J Neurol Surg B Skull Base 2016; 77 - P085
DOI: 10.1055/s-0036-1580031

Recurrence and Sphenoidal Prolapse of a Rathke Cleft Cyst following Endoscopic Transsphenoidal Resection Presenting with Delayed Spontaneous CSF Leak: A Case Report

Amjad N. Anaizi 1, Joshua E. Ryan 1, Timothy DeKlotz 1, Rocky Felbaum 1
  • 1Georgetown University Hospital, Washington, Dist. of Columbia, United States

Background and Importance Recurrence of Rathke cleft cysts following resection are rare in the neurosurgical literature, and there are no reports of patients presenting with cyst recurrence with concomitant prolapse into the sphenoid sinus and CSF rhinorrhea. Furthermore, sellar floor reconstruction is not recommended following resection if no CSF leak is seen intraoperatively to facilitate continued drainage. We present a patient who developed CSF rhinorrhea and sphenoidal prolapse of a recurrent Rathke cleft cyst 7 months after endoscopic transsphenoidal subtotal resection.

Clinical Presentation The patient initially presented with headaches and was found to have a cystic sellar lesion with suprasellar extension. Ophthalmologic examination revealed a mild bitemporal hemianopsia. At that time she underwent endoscopic transsphenoidal resection with both frozen section and final pathology consistent with a Rathke cleft cyst. At the time of closure, no CSF egress was seen with Valsalva maneuver, and bony reconstruction was not performed. Her post-operative course was uncomplicated until she returned 7 months after initial resection with a 2-week history of clear rhinorrhea which was positive for β-2-transferrin. A CT Head showed pneumocephalus within the sella, and an MRI brain showed a cystic lesion extending from the sella inferiorly into the sphenoid sinus concerning for a prolapsed Rathke cleft cyst. She was taken to the OR for endoscopic transsphenoidal exploration. Endoscopic visualization within the sphenoid sinus revealed a prolapsed cyst extending from the sella with a focal defect and spontaneous CSF egress. The distal portion of the cyst was resected followed by reduction with bipolar cautery. The cyst was not resected in its entirety due to concern for the presence of neural tissue within the cyst. Following adequate reduction, the mucosa surrounding the sella and the bony defect was removed. A fat graft harvested from the patient’s abdomen was then placed into the defect and buttressed with a septal cartilage graft. A nasal packing was used for several days to bolster the closure. No further CSF rhinorrhea was seen throughout the remainder of her hospital stay and the patient remains symptom free in clinical follow up.
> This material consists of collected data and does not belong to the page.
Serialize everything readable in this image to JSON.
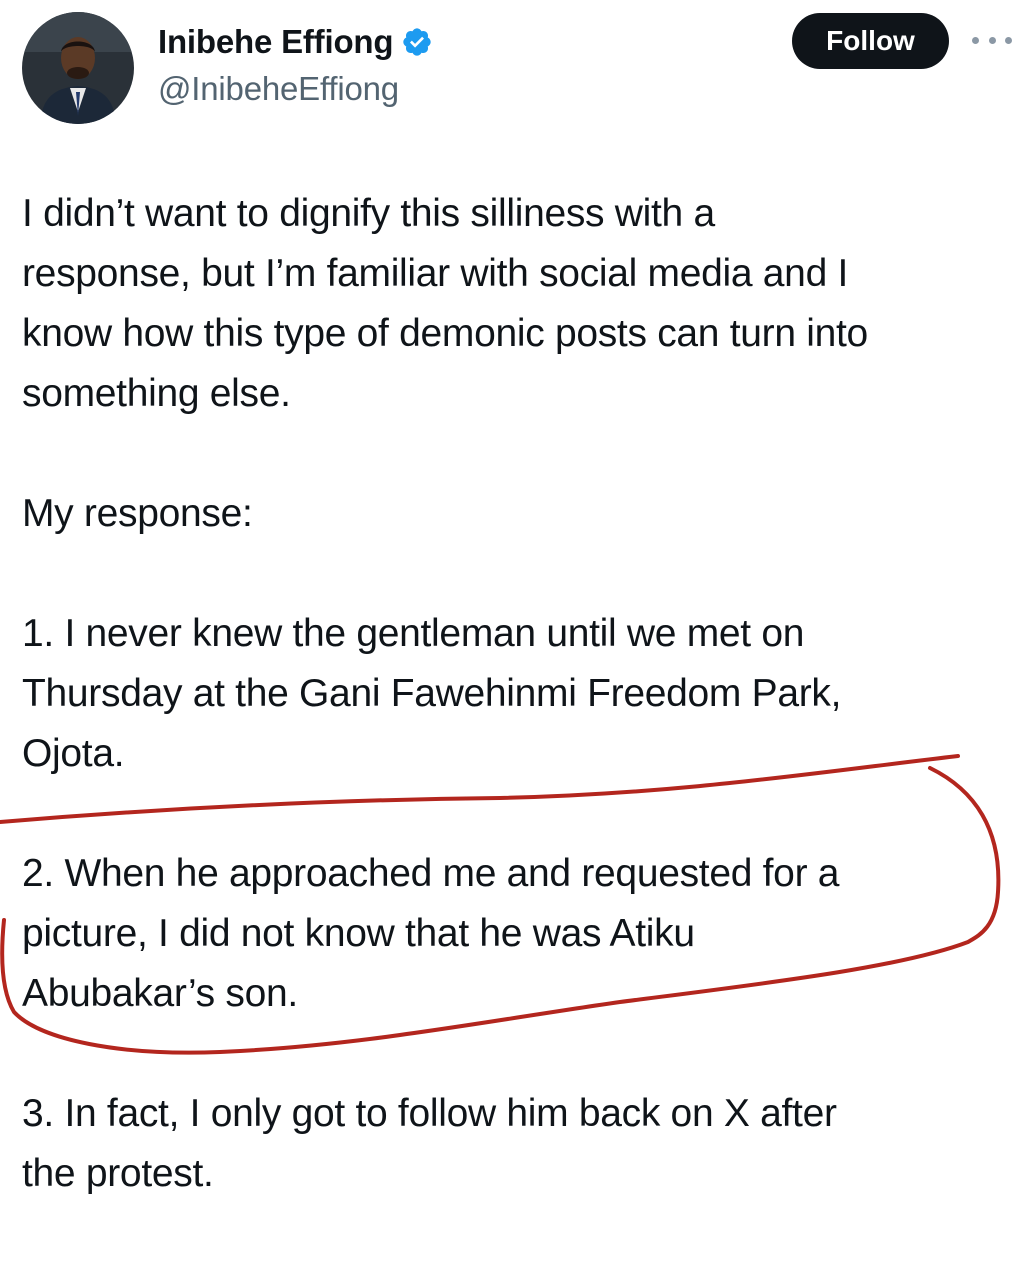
{
  "tweet": {
    "author": {
      "display_name": "Inibehe Effiong",
      "handle": "@InibeheEffiong",
      "verified": true,
      "avatar_icon": "profile-photo"
    },
    "actions": {
      "follow_label": "Follow",
      "more_icon": "ellipsis-icon"
    },
    "paragraphs": [
      "I didn’t want to dignify this silliness with a\nresponse, but I’m familiar with social media and I\nknow how this type of demonic posts can turn into\nsomething else.",
      "My response:",
      "1. I never knew the gentleman until we met on\nThursday at the Gani Fawehinmi Freedom Park,\nOjota.",
      "2. When he approached me and requested for a\npicture, I did not know that he was Atiku\nAbubakar’s son.",
      "3. In fact, I only got to follow him back on X after\nthe protest."
    ]
  },
  "colors": {
    "text": "#0f1419",
    "secondary_text": "#536471",
    "verified_badge": "#1d9bf0",
    "follow_button_bg": "#0f1419",
    "annotation": "#b3261e"
  }
}
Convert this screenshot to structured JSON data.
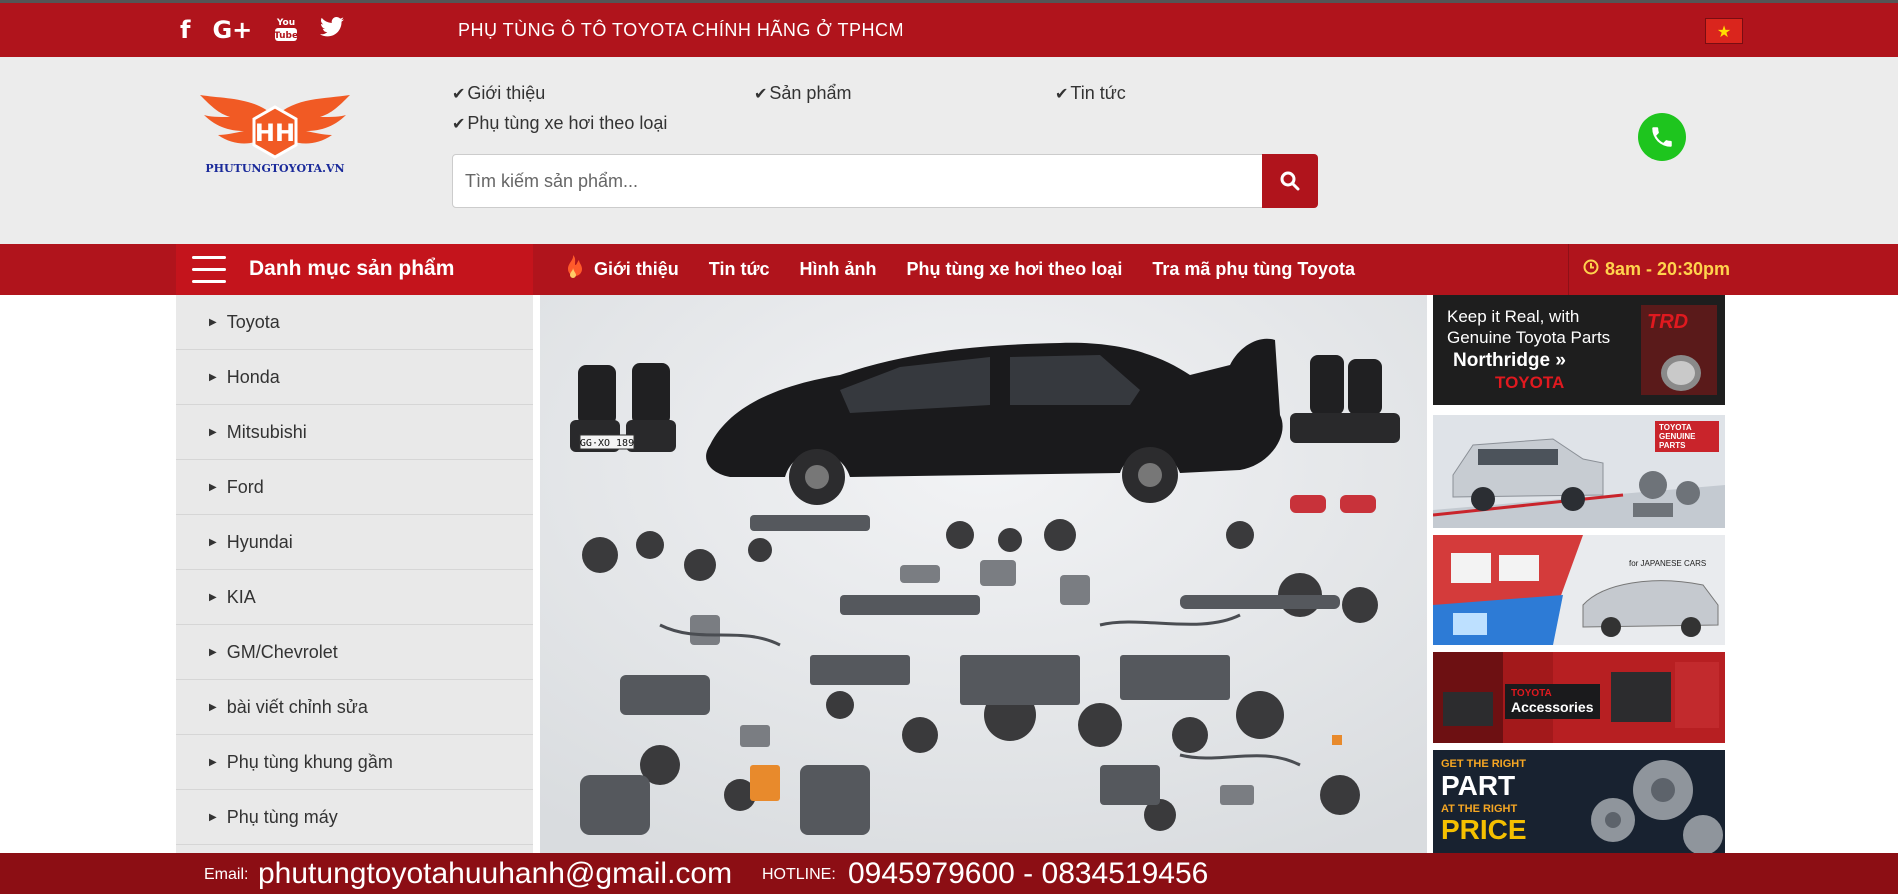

Conclusion: Although recurrence of Rathke cleft cysts is reportedly rare following resection, we present a patient who developed prolapse of a recurrent cyst into the sphenoid sinus and who presented with frank CSF rhinorrhea 7 months after initial resection. Reconstruction of the bony defect was performed at the time of re-operation, and follow-up continues for this patient.

Fig. 1 Coronal CT Head showing pneumocephalus within the sella.

Fig. 2 Coronal T2 MRI brain showing cystic lesion extending into the sphenoid sinus.

Fig. 3 Sagittal T1 post-gadolinium MRI brain showing enhancing cystic lesion extending from the sella into the sphenoid sinus.